Here’s a noble enterprise, a classic of the African American canon in August Wilson’s play, respectfully and faithfully put on the big screen for ever and garlanded by some defining performances.
Denzel Washington, who starred in the recent adaptation of Wilson’s Fences, produces here and his co-star Viola Davis takes centre stage as Ma Rainey, the Blues singer in Chicago to record an album with her band. One of these members is Chadwick Boseman, the young trumpeter Levee, who has his own ideas on how to play the blues. Ma wants it her way, or no way. Like her trusty band leader Cutler says every take: One, two, you know what to do…
Boseman is great to watch in his final screen performance, all bared teeth and bruised soul and shiny yellow shoes, a live wire act that might be the definitive reading of this great black part.

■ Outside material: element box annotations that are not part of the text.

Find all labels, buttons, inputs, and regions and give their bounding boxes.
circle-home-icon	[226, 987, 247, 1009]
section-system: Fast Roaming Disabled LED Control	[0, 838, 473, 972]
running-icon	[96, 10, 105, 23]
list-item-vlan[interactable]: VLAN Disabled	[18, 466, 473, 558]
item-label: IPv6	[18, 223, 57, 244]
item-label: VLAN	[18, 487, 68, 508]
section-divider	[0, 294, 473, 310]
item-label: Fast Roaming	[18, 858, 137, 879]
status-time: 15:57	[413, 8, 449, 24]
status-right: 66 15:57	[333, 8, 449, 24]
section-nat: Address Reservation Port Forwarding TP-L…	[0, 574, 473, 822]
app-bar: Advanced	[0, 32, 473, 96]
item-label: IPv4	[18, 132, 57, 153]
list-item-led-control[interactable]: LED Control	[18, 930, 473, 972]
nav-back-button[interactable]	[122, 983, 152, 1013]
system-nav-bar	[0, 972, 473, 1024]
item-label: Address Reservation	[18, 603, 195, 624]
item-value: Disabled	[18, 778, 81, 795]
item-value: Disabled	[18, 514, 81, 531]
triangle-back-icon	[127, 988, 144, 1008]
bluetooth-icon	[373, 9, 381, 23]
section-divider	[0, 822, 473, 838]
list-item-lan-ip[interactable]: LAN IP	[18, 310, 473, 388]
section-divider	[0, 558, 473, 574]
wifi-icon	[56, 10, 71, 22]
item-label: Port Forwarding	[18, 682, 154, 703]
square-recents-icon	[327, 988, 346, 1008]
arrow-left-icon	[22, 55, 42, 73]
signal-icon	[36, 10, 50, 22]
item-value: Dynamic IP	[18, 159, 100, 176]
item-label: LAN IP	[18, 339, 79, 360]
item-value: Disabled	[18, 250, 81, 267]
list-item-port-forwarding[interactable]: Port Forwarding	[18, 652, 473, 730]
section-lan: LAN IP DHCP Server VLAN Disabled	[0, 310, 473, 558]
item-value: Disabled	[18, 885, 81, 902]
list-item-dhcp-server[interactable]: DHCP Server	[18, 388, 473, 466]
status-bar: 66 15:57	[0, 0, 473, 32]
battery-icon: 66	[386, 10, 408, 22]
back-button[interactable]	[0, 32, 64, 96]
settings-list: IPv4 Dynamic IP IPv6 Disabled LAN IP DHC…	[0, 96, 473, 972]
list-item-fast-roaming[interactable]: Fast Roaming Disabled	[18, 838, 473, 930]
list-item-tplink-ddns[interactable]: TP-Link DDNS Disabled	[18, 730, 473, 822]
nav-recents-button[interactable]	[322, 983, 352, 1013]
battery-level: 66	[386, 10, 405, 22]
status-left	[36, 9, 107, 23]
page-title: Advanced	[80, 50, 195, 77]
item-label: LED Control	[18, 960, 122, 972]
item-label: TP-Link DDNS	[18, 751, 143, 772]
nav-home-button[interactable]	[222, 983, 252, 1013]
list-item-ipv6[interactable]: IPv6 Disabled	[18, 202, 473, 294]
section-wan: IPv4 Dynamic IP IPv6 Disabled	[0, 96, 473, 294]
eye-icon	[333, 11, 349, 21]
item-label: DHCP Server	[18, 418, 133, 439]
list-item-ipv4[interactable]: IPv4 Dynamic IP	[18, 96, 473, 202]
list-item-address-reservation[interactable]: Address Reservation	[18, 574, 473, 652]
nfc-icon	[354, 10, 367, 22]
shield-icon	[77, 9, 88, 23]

Davis is a heavy weight Ma, all sweaty and diva-like, flaunting her fame and her sexuality and taking on the avaricious record producers who would exploit yet another black act for their own gain.
I can’t deny there’s a theatricality to this – much of it takes place in a couple of rooms – but that’s the point, to put Wilson’s play up there for all to see and they’ve made a must-see job of it – a wonderful, classic play that very much needed committing to film, this version is beautifully done, conducted with style, and graced with note-perfect performances.